Une des conditions préalables pour l´installation des deux radios rurales, consiste en l´assurance de la part des communautés de pouvoir auto-financier et gérer la radio, une fois mise en place. Des garanties fermes quant à cela ont été données au cours des différentes réunions tenues avec toutes les autorités et les responsables des respectifs districts.

Les principaux financiers du projet à Eséka seront d´une part la FAO et le FNUAP, et d´autre part les autorités administratives, les communes, les chefferies traditionnelles et les confessions religieuses.

La FAO/FNUAP, au titre de l´appui financier de mise en oeuvre du projet prendront en charge les coûts pour l´acquisition, l´installation des équipements et la formation des membres de l´équipe technique de la radio.

Le fonctionnement de la radio sera pris en charge par la commune d´Eséka. Aussi les chefs traditionnels, notamment ceux des villages de Bogso et de Mouanda et le diocèse d´Eséka (l´Eglise Prébystérienne du Cameroun à Eséka) ont pris l´engagement de contribuer au fonctionnement de cette radio.

L´Etat camerounais, dans le cadre de la contre partie au financement du projet, fournira une contribution qui pourra se traduire par l?octroi d´exonérations sur l´acquisition des équipements.

D´autres moyens de financement proviendront des avis, des communiqués, des annonces, des publicités ainsi que des contributions volontaires des organisations communautaires diverses, des coopératives, des ONGs, et d´autres parties prenantes de la radio; des dons et des legs, des services techniques intéressés et des taxes spéciales au niveau des marchés locaux périodiques.

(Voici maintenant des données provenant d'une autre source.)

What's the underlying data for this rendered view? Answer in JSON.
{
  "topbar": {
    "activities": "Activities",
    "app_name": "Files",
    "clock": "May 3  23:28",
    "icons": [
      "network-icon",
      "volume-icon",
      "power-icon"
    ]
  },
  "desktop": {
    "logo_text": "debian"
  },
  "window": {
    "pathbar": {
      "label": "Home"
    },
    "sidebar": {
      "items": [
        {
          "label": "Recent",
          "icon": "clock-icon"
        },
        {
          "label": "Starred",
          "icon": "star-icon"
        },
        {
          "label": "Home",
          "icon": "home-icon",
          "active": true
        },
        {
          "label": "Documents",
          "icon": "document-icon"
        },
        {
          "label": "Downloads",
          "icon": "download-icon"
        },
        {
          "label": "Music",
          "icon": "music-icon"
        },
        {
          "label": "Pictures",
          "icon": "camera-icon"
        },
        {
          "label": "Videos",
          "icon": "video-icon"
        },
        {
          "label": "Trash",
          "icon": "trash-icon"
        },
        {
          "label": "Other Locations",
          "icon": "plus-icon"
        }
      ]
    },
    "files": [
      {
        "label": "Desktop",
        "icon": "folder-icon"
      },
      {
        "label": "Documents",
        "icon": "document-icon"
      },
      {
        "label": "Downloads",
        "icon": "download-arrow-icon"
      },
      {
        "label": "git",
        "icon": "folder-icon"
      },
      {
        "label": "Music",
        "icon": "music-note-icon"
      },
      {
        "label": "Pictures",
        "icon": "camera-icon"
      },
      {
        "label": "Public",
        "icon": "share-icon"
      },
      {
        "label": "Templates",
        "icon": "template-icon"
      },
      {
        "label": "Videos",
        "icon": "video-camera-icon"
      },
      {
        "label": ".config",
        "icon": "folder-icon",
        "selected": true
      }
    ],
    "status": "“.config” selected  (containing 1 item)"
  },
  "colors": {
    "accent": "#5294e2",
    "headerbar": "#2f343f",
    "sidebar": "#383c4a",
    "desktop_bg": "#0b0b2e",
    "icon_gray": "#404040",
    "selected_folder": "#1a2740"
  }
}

Quant au District de Santé de Mokolo, ce seront également la FAO/FNUAP qui assureront l´équipement technique de la structure à son démarrage. Toutefois, ce seront les communes rurales de Mokolo, Roua et Koza qui prendront en charge les salaires du personnel de la radio et mettront des bâtiments à la disposition de la station.

Les sources secondaires de financement proviendront d´une part de l´Association de développement du Mayo Tsanaga (ADEMAT) et d´autre part des Comités de développement. Ceux-ci pourraient assumer des autres coûts inhérents au fonctionnement de la radio comme par exemple l´électricité, l´eau et l´entretien.

La nouvelle structure aura en outre à sa disposition les recettes générées à travers les avis, les communiqués et les annonces publicitaires provenant sans aucun doute des associations, des parties politiques, des commerçants, des hommes d´affaires, des confessions religieuses et des communautés.